Finalmente, proprio nel periodo natalizio, l’allora ministro delle Poste e Telecomunicazioni Vittorino Colombo comunicò al termine delle edizioni serali del TG1 e del TG2 che il 1977 avrebbe decretato la nascita ufficiale della televisione a colori in Italia, passo indispensabile per consentire alla RAI di stare allo stesso livello delle principali emittenti europee. Data stabilita: martedì 1° febbraio. Giunse il tanto atteso giorno, celebrato da Corrado nella sigla d’apertura di “Domenica In” e da quel momento la nostra televisione incominciò a svecchiare la sua immagine, introducendo via via la lieta nota del colore tanto atteso dopo le innumerevoli pastoie burocratiche del passato. Le gloriose sigle di inizio e fine trasmissioni, soppresse nel 1982, furono colorate in azzurro, così come il vecchio Segnale Orario delle ore 20. Anche le italiche vedute dell’Intervallo ricevettero una nota di vivo colore, prima di scomparire anch’esse nel cassetto dei ricordi. Il vecchio monoscopio RCA in bianco e nero sparì definitivamente e poco per volta il colore si estese anche alle pubblicità (dal gennaio 1978) e a tutti gli altri programmi, da quelli di intrattenimento agli sceneggiati, dall’attualità ai film.

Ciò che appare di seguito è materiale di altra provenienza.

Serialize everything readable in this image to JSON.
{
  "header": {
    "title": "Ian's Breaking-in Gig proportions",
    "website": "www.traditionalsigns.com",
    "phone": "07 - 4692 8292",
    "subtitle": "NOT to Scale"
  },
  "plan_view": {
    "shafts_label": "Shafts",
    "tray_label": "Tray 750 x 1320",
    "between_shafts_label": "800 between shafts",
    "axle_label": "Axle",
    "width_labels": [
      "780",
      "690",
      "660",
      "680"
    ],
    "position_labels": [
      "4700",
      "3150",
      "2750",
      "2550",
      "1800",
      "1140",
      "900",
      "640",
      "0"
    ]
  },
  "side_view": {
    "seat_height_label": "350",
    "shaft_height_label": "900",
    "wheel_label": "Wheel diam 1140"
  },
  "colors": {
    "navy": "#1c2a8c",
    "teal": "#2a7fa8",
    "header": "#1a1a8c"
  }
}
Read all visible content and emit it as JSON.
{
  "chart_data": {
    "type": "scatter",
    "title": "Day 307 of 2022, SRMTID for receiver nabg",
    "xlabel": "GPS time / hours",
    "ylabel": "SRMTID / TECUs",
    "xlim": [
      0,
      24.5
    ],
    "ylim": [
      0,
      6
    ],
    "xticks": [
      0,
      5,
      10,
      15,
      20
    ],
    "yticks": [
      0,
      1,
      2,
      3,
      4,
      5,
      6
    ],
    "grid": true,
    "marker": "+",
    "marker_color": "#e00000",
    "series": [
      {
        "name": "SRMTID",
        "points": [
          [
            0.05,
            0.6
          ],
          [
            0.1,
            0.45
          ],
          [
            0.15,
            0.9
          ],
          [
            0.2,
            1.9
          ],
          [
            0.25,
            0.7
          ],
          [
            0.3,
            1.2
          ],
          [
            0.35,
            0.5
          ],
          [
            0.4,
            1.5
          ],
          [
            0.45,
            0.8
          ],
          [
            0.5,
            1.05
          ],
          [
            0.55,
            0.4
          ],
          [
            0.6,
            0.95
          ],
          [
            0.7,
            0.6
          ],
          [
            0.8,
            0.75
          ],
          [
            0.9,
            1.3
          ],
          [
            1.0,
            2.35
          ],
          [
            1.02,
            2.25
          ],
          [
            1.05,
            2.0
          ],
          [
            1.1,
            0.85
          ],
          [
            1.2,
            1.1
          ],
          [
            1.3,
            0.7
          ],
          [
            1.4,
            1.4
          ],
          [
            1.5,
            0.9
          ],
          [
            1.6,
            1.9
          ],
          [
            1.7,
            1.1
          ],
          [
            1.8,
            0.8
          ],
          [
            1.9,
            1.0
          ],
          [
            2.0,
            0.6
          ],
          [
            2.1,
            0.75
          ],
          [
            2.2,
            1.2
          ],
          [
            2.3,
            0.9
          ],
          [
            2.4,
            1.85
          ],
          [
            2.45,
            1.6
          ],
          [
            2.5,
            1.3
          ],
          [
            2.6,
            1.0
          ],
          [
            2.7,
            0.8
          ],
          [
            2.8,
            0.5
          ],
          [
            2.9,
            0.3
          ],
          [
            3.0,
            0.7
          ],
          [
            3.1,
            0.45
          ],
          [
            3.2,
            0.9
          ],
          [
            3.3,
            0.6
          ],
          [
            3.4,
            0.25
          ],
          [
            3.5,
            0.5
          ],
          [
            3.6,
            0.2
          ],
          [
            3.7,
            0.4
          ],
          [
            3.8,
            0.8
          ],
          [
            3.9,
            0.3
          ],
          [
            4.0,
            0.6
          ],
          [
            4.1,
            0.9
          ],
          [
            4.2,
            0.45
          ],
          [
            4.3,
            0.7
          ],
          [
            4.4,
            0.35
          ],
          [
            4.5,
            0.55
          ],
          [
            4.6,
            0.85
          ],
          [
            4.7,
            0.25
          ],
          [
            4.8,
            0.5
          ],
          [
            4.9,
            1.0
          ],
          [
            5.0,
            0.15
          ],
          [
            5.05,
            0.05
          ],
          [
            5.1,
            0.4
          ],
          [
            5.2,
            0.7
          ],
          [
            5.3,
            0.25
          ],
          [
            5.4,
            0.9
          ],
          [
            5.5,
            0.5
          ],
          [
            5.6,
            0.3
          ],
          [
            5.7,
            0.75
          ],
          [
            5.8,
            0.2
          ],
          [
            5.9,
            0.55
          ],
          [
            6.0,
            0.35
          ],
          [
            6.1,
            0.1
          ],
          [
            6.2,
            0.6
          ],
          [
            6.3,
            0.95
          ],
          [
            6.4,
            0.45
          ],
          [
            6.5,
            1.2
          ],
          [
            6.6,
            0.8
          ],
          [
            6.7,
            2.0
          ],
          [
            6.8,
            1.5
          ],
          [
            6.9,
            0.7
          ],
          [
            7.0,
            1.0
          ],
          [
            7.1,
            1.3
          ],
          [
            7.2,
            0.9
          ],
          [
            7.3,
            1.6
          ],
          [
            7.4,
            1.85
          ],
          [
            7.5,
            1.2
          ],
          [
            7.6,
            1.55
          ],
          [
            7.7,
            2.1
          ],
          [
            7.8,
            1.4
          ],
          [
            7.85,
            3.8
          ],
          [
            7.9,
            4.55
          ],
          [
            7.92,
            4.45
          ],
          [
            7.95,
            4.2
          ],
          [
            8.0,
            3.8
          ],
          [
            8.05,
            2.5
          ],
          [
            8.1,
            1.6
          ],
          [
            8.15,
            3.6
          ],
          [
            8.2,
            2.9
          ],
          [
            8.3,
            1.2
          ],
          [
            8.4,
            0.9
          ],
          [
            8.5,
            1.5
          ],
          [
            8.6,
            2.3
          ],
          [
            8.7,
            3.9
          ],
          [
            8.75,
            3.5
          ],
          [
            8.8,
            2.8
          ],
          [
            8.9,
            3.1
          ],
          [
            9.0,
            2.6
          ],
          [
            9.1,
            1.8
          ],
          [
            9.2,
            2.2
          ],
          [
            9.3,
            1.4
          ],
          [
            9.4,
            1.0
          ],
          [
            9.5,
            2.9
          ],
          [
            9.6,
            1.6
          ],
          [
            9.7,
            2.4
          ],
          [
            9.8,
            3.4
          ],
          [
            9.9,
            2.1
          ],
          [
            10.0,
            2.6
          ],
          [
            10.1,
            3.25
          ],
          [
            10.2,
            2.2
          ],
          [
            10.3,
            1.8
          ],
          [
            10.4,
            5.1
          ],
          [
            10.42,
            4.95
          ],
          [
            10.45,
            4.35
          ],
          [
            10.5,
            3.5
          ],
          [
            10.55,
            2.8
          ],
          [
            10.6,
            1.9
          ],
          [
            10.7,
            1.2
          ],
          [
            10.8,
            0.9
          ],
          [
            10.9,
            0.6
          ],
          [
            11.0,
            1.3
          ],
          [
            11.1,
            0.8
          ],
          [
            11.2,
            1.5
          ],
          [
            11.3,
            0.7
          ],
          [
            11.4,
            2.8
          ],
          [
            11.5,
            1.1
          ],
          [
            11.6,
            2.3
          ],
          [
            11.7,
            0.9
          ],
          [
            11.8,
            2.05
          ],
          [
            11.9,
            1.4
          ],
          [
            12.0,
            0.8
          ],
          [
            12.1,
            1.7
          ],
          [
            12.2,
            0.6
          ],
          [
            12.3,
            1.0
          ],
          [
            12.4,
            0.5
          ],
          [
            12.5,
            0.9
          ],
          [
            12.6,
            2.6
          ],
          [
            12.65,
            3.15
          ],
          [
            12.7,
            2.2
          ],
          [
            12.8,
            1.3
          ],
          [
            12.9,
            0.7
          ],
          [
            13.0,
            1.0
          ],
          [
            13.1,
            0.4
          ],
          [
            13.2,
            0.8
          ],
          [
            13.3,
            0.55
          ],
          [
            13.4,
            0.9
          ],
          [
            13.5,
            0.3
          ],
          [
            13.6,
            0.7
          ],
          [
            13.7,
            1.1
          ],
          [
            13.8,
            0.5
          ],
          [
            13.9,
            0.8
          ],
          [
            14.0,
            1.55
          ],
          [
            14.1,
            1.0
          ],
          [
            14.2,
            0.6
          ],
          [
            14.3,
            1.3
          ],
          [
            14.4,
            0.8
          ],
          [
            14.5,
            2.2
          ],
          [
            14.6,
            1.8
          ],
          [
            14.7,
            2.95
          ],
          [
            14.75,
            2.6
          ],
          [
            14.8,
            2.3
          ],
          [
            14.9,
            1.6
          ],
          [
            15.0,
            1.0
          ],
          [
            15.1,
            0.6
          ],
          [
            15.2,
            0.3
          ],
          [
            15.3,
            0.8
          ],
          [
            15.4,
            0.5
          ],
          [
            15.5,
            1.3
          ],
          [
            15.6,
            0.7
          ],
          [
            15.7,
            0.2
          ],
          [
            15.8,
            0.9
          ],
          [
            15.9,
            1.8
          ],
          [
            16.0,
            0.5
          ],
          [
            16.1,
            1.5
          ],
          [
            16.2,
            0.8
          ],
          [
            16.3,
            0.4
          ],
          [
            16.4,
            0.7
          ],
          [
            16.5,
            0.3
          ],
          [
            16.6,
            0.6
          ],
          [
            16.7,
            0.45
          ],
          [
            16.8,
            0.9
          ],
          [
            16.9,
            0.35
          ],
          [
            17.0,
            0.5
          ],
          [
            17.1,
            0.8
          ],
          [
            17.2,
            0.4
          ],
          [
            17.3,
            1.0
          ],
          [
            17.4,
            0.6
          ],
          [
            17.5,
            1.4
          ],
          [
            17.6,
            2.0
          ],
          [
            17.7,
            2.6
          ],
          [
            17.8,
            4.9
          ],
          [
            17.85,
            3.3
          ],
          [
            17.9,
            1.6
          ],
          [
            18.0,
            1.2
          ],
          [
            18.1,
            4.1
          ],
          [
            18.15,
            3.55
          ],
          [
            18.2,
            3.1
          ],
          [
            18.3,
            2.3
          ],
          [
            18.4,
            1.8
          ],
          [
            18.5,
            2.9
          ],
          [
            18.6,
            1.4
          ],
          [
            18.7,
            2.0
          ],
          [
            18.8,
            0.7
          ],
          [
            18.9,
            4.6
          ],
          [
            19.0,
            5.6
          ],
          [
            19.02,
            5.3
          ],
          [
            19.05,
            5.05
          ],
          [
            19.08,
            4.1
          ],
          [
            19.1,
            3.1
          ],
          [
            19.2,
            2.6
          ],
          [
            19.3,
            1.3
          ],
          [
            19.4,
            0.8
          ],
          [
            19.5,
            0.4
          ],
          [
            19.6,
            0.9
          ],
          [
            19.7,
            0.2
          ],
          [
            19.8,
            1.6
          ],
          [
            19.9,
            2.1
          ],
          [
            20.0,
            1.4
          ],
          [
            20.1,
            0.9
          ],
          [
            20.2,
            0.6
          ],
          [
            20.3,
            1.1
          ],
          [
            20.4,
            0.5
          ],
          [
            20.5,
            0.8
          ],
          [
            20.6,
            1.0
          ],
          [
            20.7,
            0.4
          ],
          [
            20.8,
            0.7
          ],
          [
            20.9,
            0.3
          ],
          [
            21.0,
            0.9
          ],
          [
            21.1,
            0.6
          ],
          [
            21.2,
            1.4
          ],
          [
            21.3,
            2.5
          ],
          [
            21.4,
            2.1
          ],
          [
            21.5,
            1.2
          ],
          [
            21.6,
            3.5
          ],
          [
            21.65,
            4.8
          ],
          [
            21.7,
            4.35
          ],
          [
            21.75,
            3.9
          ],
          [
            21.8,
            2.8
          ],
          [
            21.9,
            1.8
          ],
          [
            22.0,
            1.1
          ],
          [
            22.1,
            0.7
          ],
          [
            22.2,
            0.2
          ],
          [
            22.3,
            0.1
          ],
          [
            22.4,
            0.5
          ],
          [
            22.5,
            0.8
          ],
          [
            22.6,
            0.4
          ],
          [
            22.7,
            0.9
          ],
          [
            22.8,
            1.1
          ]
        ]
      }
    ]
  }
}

Grandi fruitori del colore furono naturalmente gli spettacoli di rivista e le trasmissioni sportive, come ad esempio “90° minuto” che andò in onda per lungo tempo parzialmente a colori a seconda che la sede RAI collegata fosse attrezzata adeguatamente oppure no.
Resta, di allora, il tenero ricordo di una certa ingenuità, ma anche di tanta serietà professionale, caratteristiche che il delicato color pastello dei primordi della televisione a colori, ricco di distensive sfumature grigio-azzurre o di soffusi beige e crema, rende ancora più care se facciamo un qualsivoglia paragone con la moderna televisione, perfetta nel suo aspetto esteriore, magniloquente nel suo colore di smalto, proiettata verso tecnologie sempre più sofisticate ma deprimente nel suo stile urlato e spesso oltre ogni regola del galateo e del vivere civile.